Global Lysine Acetylation and 2-Hydroxyisobutyrylation Profiling Reveals the Metabolism Conversion Mechanism in Giardia lamblia

Giardia lamblia (G. lamblia) is the cause of giardiasis, a common infection that affects the general population of the world. Despite the constant possibility of damage because of their own metabolism, G. lamblia has survived and evolved to adapt to various environments.
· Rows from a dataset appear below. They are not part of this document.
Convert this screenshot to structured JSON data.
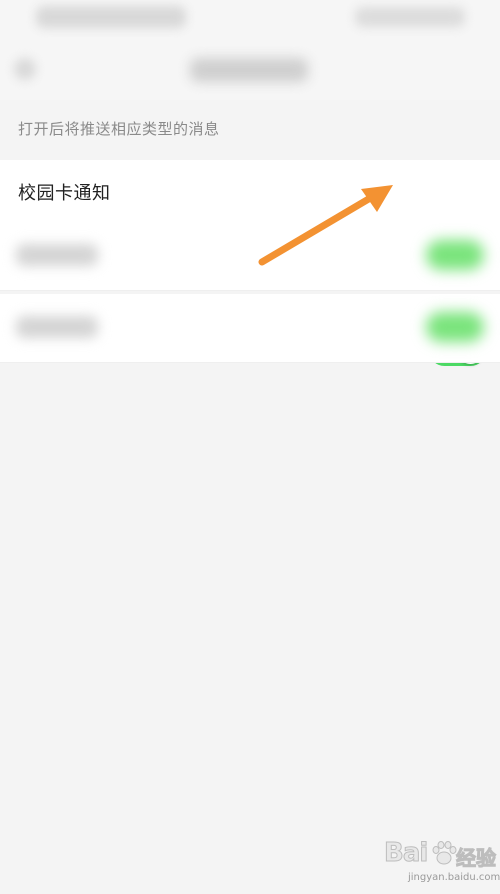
{
  "hint_text": "打开后将推送相应类型的消息",
  "rows": [
    {
      "label": "校园卡通知",
      "toggle_on": true
    }
  ],
  "colors": {
    "toggle_on": "#4cd964",
    "annotation_arrow": "#f39232",
    "background": "#f4f4f4"
  },
  "watermark": {
    "brand": "Bai",
    "suffix": "经验",
    "url": "jingyan.baidu.com"
  }
}
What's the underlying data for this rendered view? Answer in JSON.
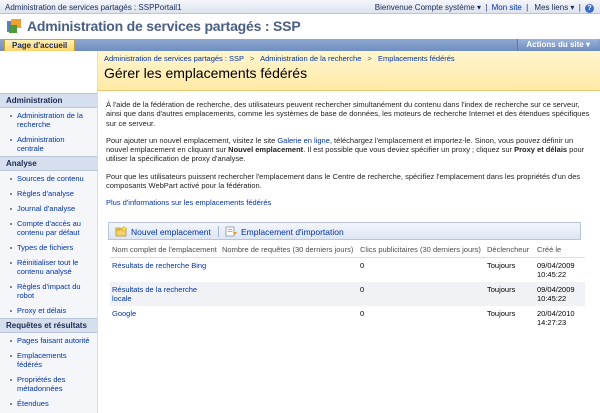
{
  "topbar": {
    "breadcrumb": "Administration de services partagés : SSPPortail1",
    "welcome": "Bienvenue Compte système",
    "my_site": "Mon site",
    "my_links": "Mes liens"
  },
  "header": {
    "title": "Administration de services partagés : SSP"
  },
  "nav": {
    "home_tab": "Page d'accueil",
    "site_actions": "Actions du site"
  },
  "sidebar": {
    "sections": [
      {
        "title": "Administration",
        "items": [
          "Administration de la recherche",
          "Administration centrale"
        ]
      },
      {
        "title": "Analyse",
        "items": [
          "Sources de contenu",
          "Règles d'analyse",
          "Journal d'analyse",
          "Compte d'accès au contenu par défaut",
          "Types de fichiers",
          "Réinitialiser tout le contenu analysé",
          "Règles d'impact du robot",
          "Proxy et délais"
        ]
      },
      {
        "title": "Requêtes et résultats",
        "items": [
          "Pages faisant autorité",
          "Emplacements fédérés",
          "Propriétés des métadonnées",
          "Étendues"
        ]
      }
    ]
  },
  "breadcrumb": {
    "items": [
      "Administration de services partagés : SSP",
      "Administration de la recherche",
      "Emplacements fédérés"
    ],
    "separator": ">"
  },
  "page_title": "Gérer les emplacements fédérés",
  "intro": {
    "p1": "À l'aide de la fédération de recherche, des utilisateurs peuvent rechercher simultanément du contenu dans l'index de recherche sur ce serveur, ainsi que dans d'autres emplacements, comme les systèmes de base de données, les moteurs de recherche Internet et des étendues spécifiques sur ce serveur.",
    "p2_a": "Pour ajouter un nouvel emplacement, visitez le site ",
    "p2_link": "Galerie en ligne",
    "p2_b": ", téléchargez l'emplacement et importez-le. Sinon, vous pouvez définir un nouvel emplacement en cliquant sur ",
    "p2_bold1": "Nouvel emplacement",
    "p2_c": ". Il est possible que vous deviez spécifier un proxy ; cliquez sur ",
    "p2_bold2": "Proxy et délais",
    "p2_d": " pour utiliser la spécification de proxy d'analyse.",
    "p3": "Pour que les utilisateurs puissent rechercher l'emplacement dans le Centre de recherche, spécifiez l'emplacement dans les propriétés d'un des composants WebPart activé pour la fédération.",
    "more_link": "Plus d'informations sur les emplacements fédérés"
  },
  "toolbar": {
    "new_location": "Nouvel emplacement",
    "import_location": "Emplacement d'importation"
  },
  "table": {
    "columns": [
      "Nom complet de l'emplacement",
      "Nombre de requêtes (30 derniers jours)",
      "Clics publicitaires (30 derniers jours)",
      "Déclencheur",
      "Créé le"
    ],
    "rows": [
      {
        "name": "Résultats de recherche Bing",
        "queries": "",
        "clicks": "0",
        "trigger": "Toujours",
        "created": "09/04/2009 10:45:22"
      },
      {
        "name": "Résultats de la recherche locale",
        "queries": "",
        "clicks": "0",
        "trigger": "Toujours",
        "created": "09/04/2009 10:45:22"
      },
      {
        "name": "Google",
        "queries": "",
        "clicks": "0",
        "trigger": "Toujours",
        "created": "20/04/2010 14:27:23"
      }
    ]
  },
  "colors": {
    "link": "#0033aa",
    "nav_bar": "#7f9bc8",
    "title_band": "#ffe9a5"
  }
}
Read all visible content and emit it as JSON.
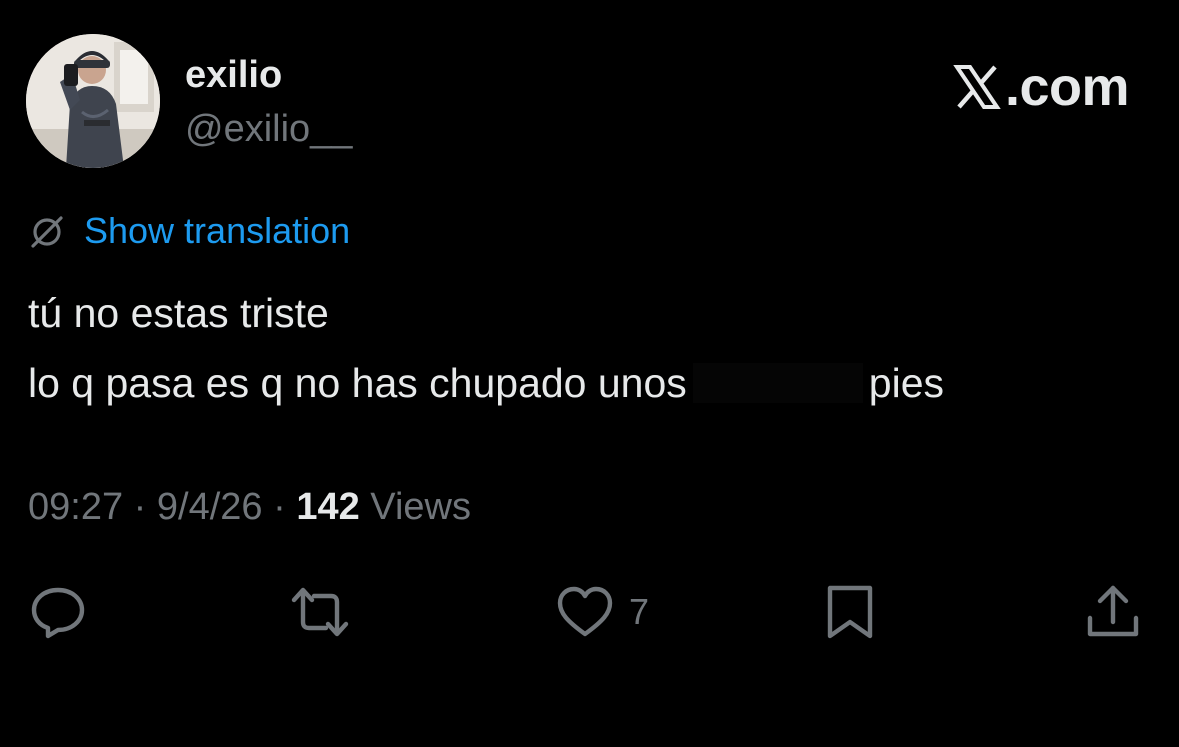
{
  "user": {
    "display_name": "exilio",
    "handle": "@exilio__"
  },
  "brand": {
    "suffix": ".com",
    "logo_icon": "x-logo-icon"
  },
  "translation": {
    "label": "Show translation",
    "icon": "translate-globe-icon"
  },
  "tweet": {
    "line1": "tú no estas triste",
    "line2_before": "lo q pasa es q no has chupado unos",
    "line2_after": "pies"
  },
  "meta": {
    "time": "09:27",
    "separator": "·",
    "date": "9/4/26",
    "views_count": "142",
    "views_label": "Views"
  },
  "actions": {
    "reply_icon": "reply-bubble-icon",
    "retweet_icon": "retweet-icon",
    "like_icon": "heart-icon",
    "like_count": "7",
    "bookmark_icon": "bookmark-icon",
    "share_icon": "share-icon"
  },
  "colors": {
    "background": "#000000",
    "primary_text": "#e7e9ea",
    "secondary_text": "#71767b",
    "link": "#1d9bf0"
  }
}
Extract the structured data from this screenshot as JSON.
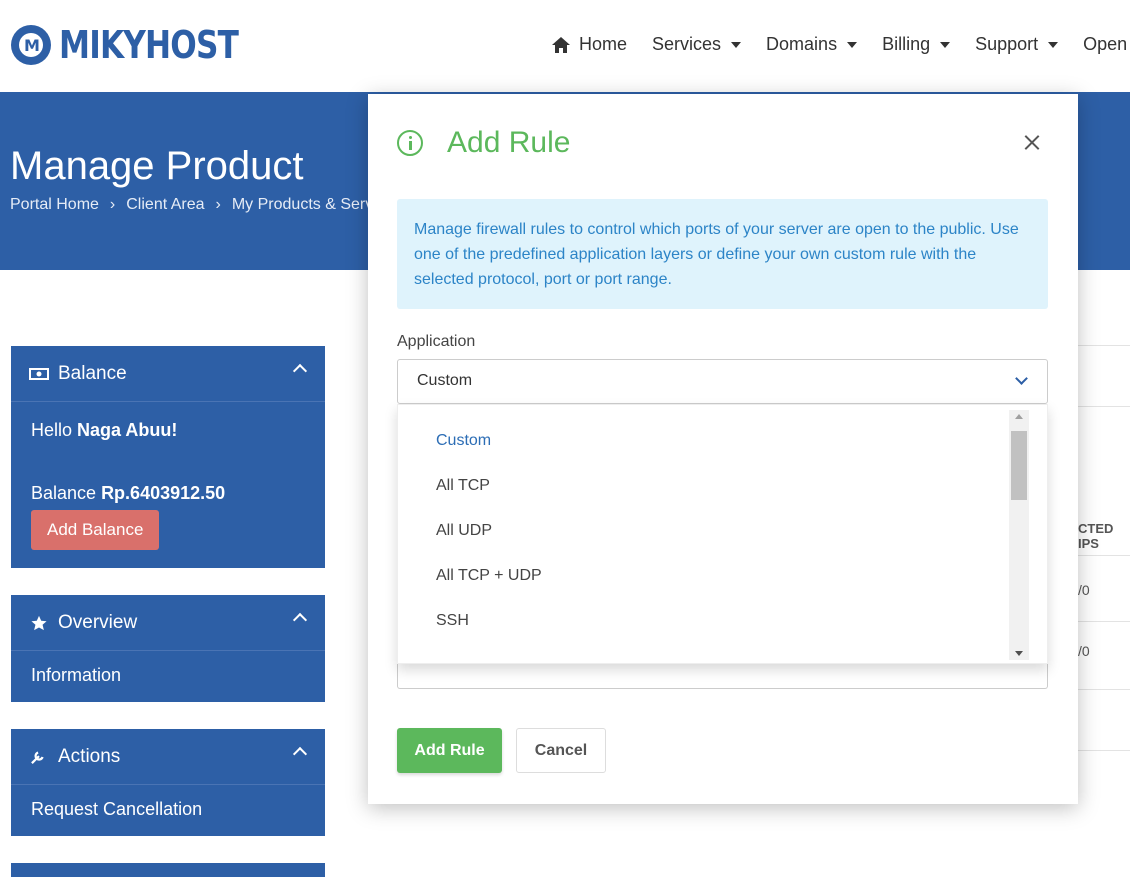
{
  "brand": {
    "name": "MIKYHOST",
    "logo_letter": "M"
  },
  "nav": [
    {
      "label": "Home",
      "icon": "home-icon",
      "dropdown": false
    },
    {
      "label": "Services",
      "dropdown": true
    },
    {
      "label": "Domains",
      "dropdown": true
    },
    {
      "label": "Billing",
      "dropdown": true
    },
    {
      "label": "Support",
      "dropdown": true
    },
    {
      "label": "Open T",
      "dropdown": false
    }
  ],
  "hero": {
    "title": "Manage Product",
    "breadcrumb": [
      "Portal Home",
      "Client Area",
      "My Products & Serv"
    ]
  },
  "sidebar": {
    "balance": {
      "title": "Balance",
      "hello_prefix": "Hello ",
      "user": "Naga Abuu!",
      "balance_prefix": "Balance ",
      "amount": "Rp.6403912.50",
      "button": "Add Balance"
    },
    "overview": {
      "title": "Overview",
      "item": "Information"
    },
    "actions": {
      "title": "Actions",
      "item": "Request Cancellation"
    }
  },
  "background_table": {
    "header_fragment": "CTED IPS",
    "cell1": "/0",
    "cell2": "/0"
  },
  "modal": {
    "title": "Add Rule",
    "info": "Manage firewall rules to control which ports of your server are open to the public. Use one of the predefined application layers or define your own custom rule with the selected protocol, port or port range.",
    "application_label": "Application",
    "selected": "Custom",
    "options": [
      "Custom",
      "All TCP",
      "All UDP",
      "All TCP + UDP",
      "SSH"
    ],
    "add_button": "Add Rule",
    "cancel_button": "Cancel"
  },
  "colors": {
    "brand_blue": "#2d5fa6",
    "success_green": "#5cb85c",
    "info_bg": "#dff3fc",
    "info_text": "#2c84c7",
    "danger_soft": "#d9706b"
  }
}
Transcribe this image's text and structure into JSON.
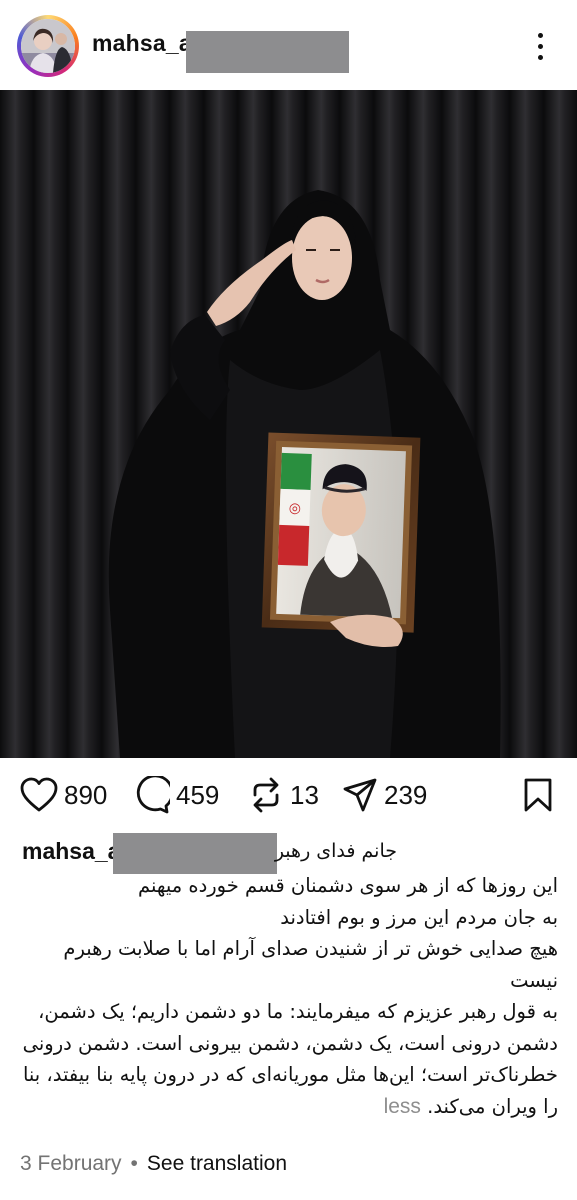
{
  "post": {
    "username": "mahsa_a",
    "caption_first_line": "جانم فدای رهبر",
    "caption_lines": [
      "این روزها که از هر سوی دشمنان قسم خورده میهنم",
      "به جان مردم این مرز و بوم افتادند",
      "هیچ صدایی خوش تر از شنیدن صدای آرام اما با صلابت رهبرم نیست",
      "به قول رهبر عزیزم که میفرمایند: ما دو دشمن داریم؛ یک دشمن، دشمن درونی است، یک دشمن، دشمن بیرونی است. دشمن درونی خطرناک‌تر است؛ این‌ها مثل موریانه‌ای که در درون پایه بنا بیفتد، بنا را ویران می‌کند."
    ],
    "less_label": "less",
    "date": "3 February",
    "separator": "•",
    "translate_label": "See translation"
  },
  "actions": {
    "likes": "890",
    "comments": "459",
    "reposts": "13",
    "shares": "239"
  },
  "icons": {
    "more": "more-options-icon",
    "like": "heart-icon",
    "comment": "comment-icon",
    "repost": "repost-icon",
    "share": "send-icon",
    "save": "bookmark-icon"
  },
  "colors": {
    "text": "#111111",
    "muted": "#737373",
    "redaction": "#8d8d8f",
    "background": "#ffffff"
  }
}
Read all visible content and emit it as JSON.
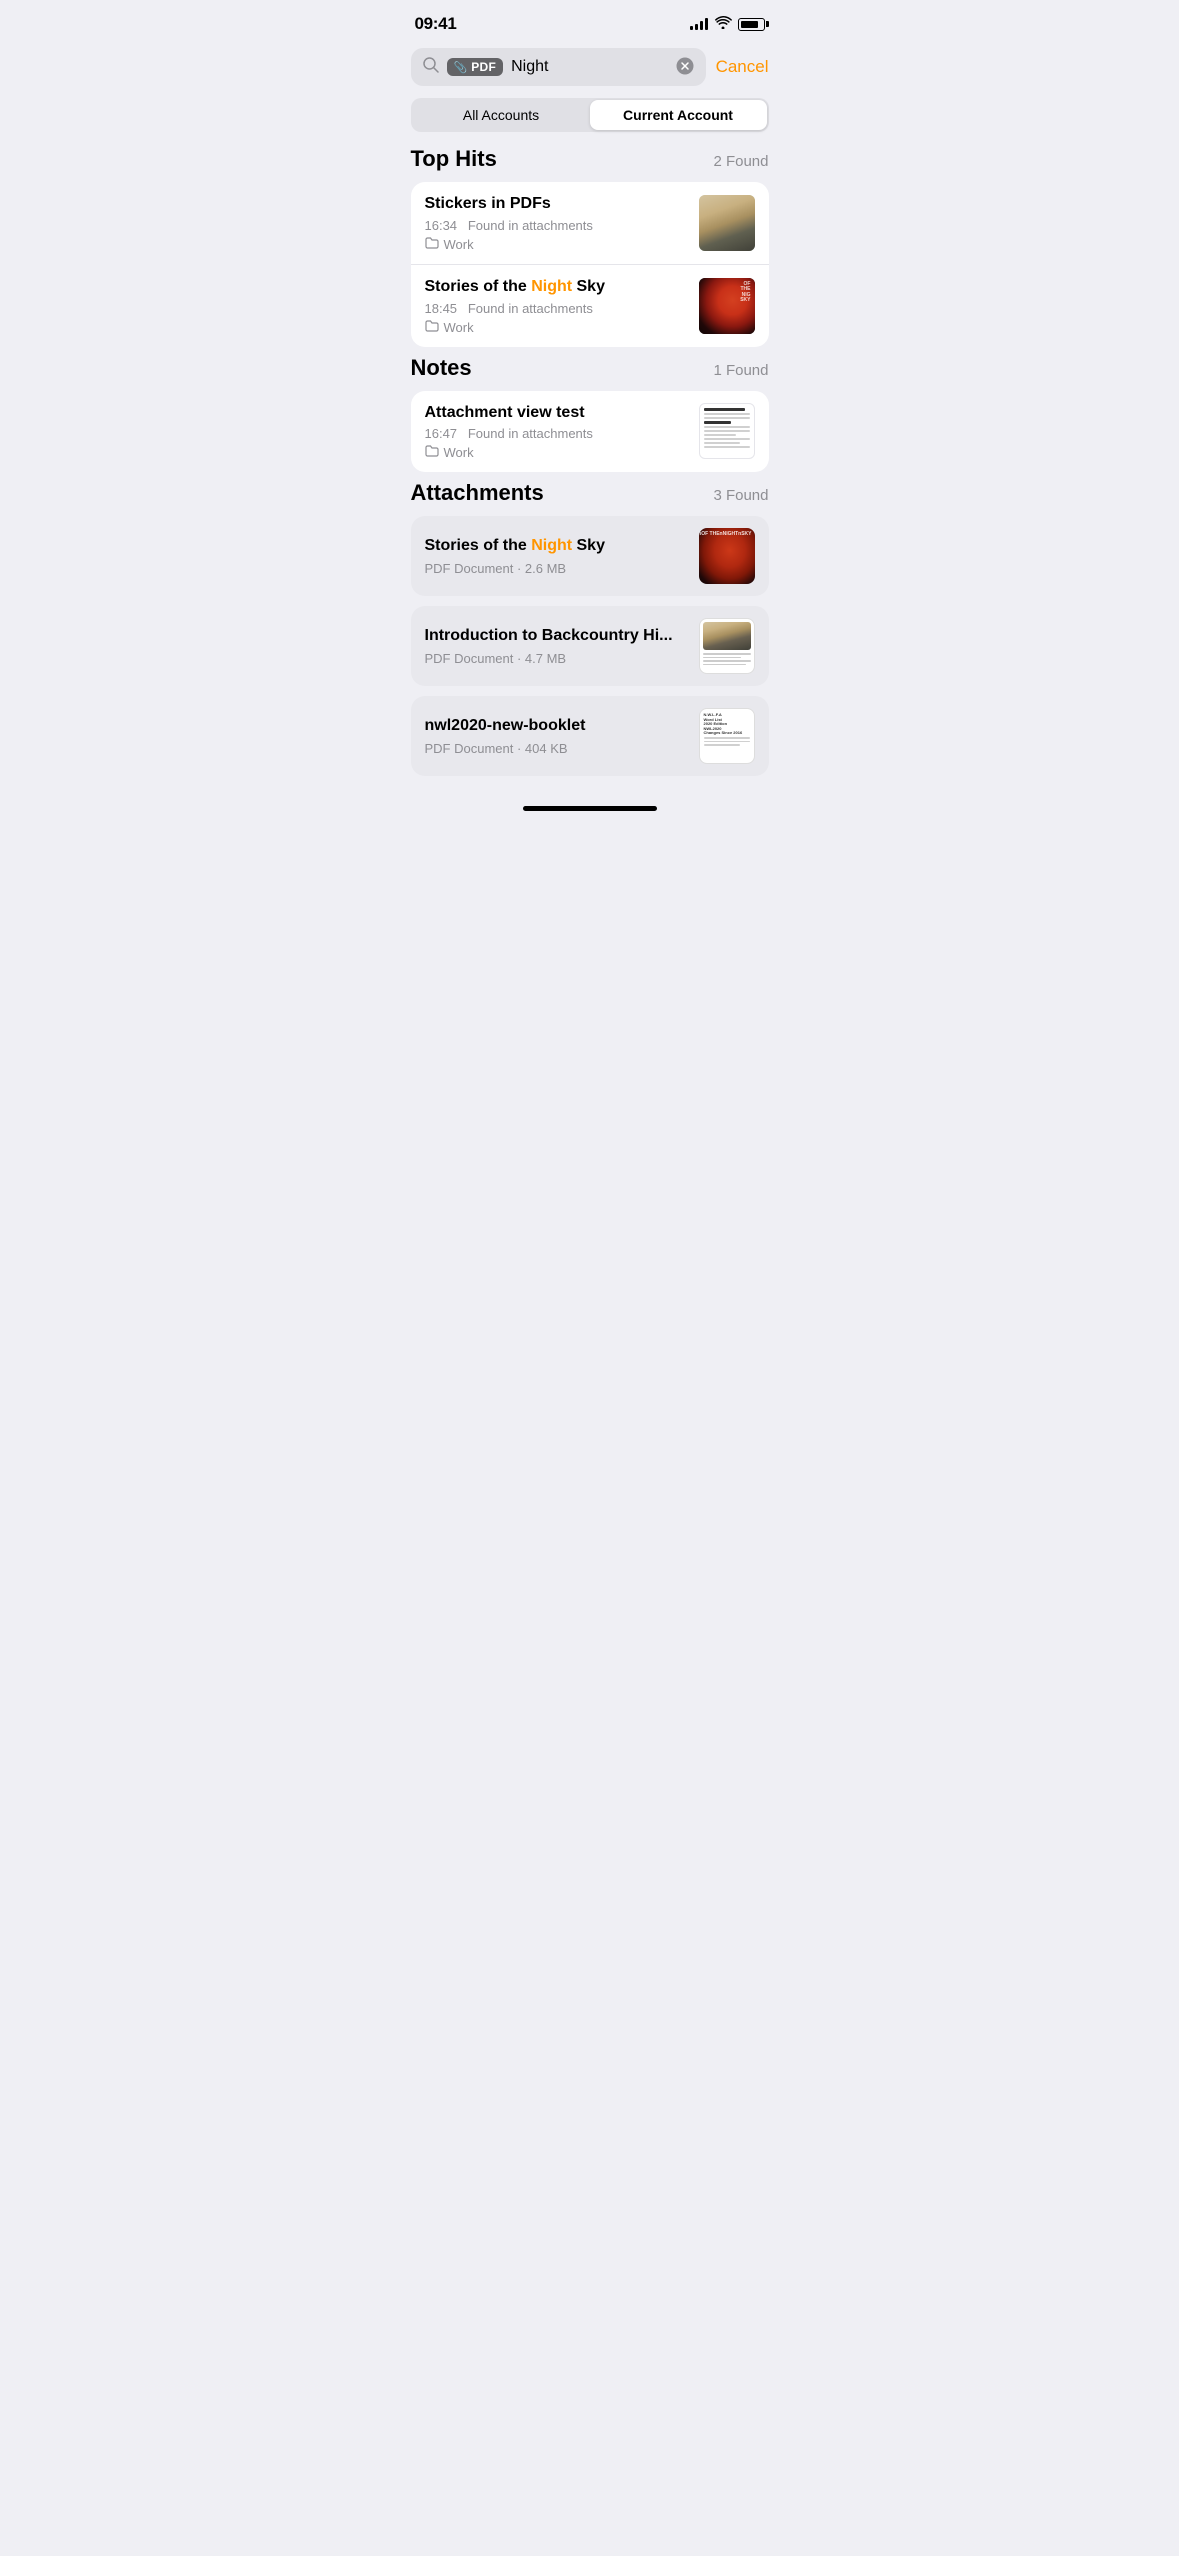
{
  "statusBar": {
    "time": "09:41",
    "signal": 4,
    "wifi": true,
    "battery": 85
  },
  "search": {
    "filterLabel": "PDF",
    "filterIcon": "paperclip",
    "query": "Night",
    "clearLabel": "×",
    "cancelLabel": "Cancel",
    "placeholder": "Search"
  },
  "segmented": {
    "options": [
      "All Accounts",
      "Current Account"
    ],
    "activeIndex": 1
  },
  "topHits": {
    "title": "Top Hits",
    "count": "2 Found",
    "items": [
      {
        "title": "Stickers in PDFs",
        "titleParts": [
          {
            "text": "Stickers in PDFs",
            "highlight": false
          }
        ],
        "time": "16:34",
        "meta": "Found in attachments",
        "folder": "Work",
        "thumbType": "landscape"
      },
      {
        "title": "Stories of the Night Sky",
        "titleParts": [
          {
            "text": "Stories of the ",
            "highlight": false
          },
          {
            "text": "Night",
            "highlight": true
          },
          {
            "text": " Sky",
            "highlight": false
          }
        ],
        "time": "18:45",
        "meta": "Found in attachments",
        "folder": "Work",
        "thumbType": "nightsky"
      }
    ]
  },
  "notes": {
    "title": "Notes",
    "count": "1 Found",
    "items": [
      {
        "title": "Attachment view test",
        "time": "16:47",
        "meta": "Found in attachments",
        "folder": "Work",
        "thumbType": "doc"
      }
    ]
  },
  "attachments": {
    "title": "Attachments",
    "count": "3 Found",
    "items": [
      {
        "title": "Stories of the Night Sky",
        "titleParts": [
          {
            "text": "Stories of the ",
            "highlight": false
          },
          {
            "text": "Night",
            "highlight": true
          },
          {
            "text": " Sky",
            "highlight": false
          }
        ],
        "fileType": "PDF Document",
        "fileSize": "2.6 MB",
        "thumbType": "nightsky-large"
      },
      {
        "title": "Introduction to Backcountry Hi...",
        "titleParts": [
          {
            "text": "Introduction to Backcountry Hi...",
            "highlight": false
          }
        ],
        "fileType": "PDF Document",
        "fileSize": "4.7 MB",
        "thumbType": "hike"
      },
      {
        "title": "nwl2020-new-booklet",
        "titleParts": [
          {
            "text": "nwl2020-new-booklet",
            "highlight": false
          }
        ],
        "fileType": "PDF Document",
        "fileSize": "404 KB",
        "thumbType": "booklet"
      }
    ]
  },
  "colors": {
    "highlight": "#ff9500",
    "secondaryText": "#8e8e93",
    "background": "#efeff4",
    "cardBg": "#ffffff",
    "attachmentBg": "#e8e8ed"
  }
}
However, research on energy-metabolism conversion in G. lamblia is limited. This study aimed to reveal the dynamic metabolism conversion mechanism in G. lamblia under sugar starvation by detecting global lysine acetylation (Kac) and 2-hydroxyisobutyrylation (Khib) sites combined with quantitative proteome analyses. A total of 2999 acetylation sites on 956 proteins and 8877 2-hydroxyisobutyryl sites on 1546 proteins were quantified under sugar starvation. Integrated Kac and Khib data revealed that modified proteins were associated with arginine biosynthesis, glycolysis/gluconeogenesis, and alanine, aspartate, and glutamate metabolisms. These findings suggest that Kac and Khib were ubiquitous and provide deep insight into the metabolism conversion mechanism in G. lamblia under sugar starvation. Overall, these results can help delineate the biology of G. lamblia infections and reveal the evolutionary rule from prokaryote to eukaryote.